For years, the FDA took the approach that lawsuits against these drug manufacturers were extremely helpful in discovering and encouraging drug manufacturers to remove dangerous drugs from the market, and that these lawsuits were helpful to the FDA in carrying out its mission in protecting the public. At Montes Herald Law Group, L.L.P., we believe drug manufacturers should be held accountable for the products they design, and distribute and for the warnings that need to be given for their product so that doctors and patients can make informed medical decisions about whether or not to prescribe or to take a drug.
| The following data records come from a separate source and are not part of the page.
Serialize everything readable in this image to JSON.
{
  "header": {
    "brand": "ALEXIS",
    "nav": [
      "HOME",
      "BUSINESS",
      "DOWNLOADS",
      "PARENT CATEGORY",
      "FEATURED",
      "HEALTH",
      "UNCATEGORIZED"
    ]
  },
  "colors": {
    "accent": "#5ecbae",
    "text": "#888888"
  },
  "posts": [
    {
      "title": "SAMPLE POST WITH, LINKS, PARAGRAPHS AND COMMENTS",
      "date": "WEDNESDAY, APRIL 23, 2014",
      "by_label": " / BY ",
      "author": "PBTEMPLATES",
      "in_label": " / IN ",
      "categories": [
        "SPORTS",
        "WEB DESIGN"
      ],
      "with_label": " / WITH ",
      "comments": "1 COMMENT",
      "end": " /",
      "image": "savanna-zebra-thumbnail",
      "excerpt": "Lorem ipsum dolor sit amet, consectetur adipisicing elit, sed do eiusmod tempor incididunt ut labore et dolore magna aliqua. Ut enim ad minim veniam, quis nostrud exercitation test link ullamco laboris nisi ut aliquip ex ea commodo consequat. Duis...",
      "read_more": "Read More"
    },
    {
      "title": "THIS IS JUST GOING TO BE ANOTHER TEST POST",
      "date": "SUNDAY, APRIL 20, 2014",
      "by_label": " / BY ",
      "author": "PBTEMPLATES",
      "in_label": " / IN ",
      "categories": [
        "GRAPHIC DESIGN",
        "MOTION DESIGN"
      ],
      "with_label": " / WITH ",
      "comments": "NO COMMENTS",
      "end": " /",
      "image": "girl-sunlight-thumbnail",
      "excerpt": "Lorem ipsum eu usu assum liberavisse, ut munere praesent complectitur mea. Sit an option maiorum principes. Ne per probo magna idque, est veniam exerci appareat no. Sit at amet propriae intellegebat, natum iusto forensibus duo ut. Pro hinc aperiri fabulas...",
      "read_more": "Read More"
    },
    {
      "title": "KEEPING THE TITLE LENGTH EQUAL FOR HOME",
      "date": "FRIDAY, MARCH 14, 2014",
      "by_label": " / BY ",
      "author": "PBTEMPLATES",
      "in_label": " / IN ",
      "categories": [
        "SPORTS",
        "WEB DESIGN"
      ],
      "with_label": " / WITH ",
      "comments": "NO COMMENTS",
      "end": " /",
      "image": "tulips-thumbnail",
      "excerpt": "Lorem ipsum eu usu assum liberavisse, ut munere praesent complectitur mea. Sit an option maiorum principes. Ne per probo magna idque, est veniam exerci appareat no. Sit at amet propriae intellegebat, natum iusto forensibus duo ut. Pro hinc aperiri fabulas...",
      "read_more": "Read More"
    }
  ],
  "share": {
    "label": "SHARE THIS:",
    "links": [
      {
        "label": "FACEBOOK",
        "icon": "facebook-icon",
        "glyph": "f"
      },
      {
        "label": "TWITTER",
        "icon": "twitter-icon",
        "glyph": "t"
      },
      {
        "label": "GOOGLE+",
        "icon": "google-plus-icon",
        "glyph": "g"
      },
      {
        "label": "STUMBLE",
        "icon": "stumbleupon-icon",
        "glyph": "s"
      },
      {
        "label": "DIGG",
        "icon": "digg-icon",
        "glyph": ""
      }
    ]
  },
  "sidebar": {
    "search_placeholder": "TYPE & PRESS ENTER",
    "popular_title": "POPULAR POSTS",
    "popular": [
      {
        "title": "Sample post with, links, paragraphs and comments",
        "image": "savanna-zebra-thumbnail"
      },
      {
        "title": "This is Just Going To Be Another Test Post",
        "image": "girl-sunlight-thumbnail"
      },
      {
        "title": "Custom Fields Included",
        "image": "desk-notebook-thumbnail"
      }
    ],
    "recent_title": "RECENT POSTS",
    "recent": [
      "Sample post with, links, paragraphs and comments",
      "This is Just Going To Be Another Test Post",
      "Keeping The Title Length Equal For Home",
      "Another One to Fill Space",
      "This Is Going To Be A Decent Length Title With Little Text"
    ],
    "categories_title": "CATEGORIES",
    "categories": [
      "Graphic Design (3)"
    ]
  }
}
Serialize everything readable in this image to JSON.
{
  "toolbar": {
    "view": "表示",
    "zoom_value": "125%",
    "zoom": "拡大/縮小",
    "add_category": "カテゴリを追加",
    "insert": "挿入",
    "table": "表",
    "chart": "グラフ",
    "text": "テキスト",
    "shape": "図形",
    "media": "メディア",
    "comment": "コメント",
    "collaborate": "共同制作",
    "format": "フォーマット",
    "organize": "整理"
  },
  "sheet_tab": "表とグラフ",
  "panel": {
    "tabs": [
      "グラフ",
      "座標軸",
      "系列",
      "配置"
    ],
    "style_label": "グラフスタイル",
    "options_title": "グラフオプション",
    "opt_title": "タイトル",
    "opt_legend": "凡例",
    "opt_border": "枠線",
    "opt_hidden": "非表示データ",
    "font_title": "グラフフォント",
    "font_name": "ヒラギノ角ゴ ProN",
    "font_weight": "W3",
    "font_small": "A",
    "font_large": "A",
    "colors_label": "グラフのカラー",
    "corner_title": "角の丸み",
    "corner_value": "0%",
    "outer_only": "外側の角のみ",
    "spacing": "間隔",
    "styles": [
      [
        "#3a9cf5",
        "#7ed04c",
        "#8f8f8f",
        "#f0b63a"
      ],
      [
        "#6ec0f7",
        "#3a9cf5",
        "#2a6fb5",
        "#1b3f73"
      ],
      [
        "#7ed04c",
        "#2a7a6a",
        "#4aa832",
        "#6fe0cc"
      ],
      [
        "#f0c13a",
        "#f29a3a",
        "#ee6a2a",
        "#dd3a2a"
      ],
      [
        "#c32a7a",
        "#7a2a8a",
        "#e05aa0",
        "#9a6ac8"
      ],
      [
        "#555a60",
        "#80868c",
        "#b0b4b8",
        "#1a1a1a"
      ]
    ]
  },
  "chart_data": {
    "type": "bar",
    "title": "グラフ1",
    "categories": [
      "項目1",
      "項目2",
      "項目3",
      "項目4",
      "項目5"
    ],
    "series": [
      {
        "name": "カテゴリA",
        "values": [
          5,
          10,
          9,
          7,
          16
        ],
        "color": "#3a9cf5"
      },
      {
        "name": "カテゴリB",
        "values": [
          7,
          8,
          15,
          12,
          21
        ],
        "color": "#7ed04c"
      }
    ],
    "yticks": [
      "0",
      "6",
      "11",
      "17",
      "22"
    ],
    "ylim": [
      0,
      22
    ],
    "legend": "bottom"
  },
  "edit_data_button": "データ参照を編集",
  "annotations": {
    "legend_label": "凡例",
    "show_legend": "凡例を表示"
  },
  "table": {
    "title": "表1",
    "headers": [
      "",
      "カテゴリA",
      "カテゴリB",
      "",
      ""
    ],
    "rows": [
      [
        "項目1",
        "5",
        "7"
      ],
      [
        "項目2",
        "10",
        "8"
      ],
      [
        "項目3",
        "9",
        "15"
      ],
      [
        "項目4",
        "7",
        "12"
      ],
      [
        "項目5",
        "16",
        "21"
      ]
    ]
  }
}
Over the past few years, drug manufacturers have been increasingly claiming that if the FDA approves a drug, that the manufacturer of the drug cannot be sued in state courts because of a legal concept known as "pre-emption." In short, these drug manufacturers claim that federal law exclusively governs their practice, and therefore they should only have to meet minimum federal standards and should not be held accountable under state law for the harm their drugs do to people even if knew about the side effect and failed to warn of those dangers. At Montes Herald Law Group, L.L.P., we believe that the FDA was correct that these lawsuits against these giant drug manufacturers are beneficial not only to compensate individuals for the injuries they have sustained, but that these lawsuits also serve an important role in our society to ensure that manufacturers are held accountable to develop and to distribute safe products.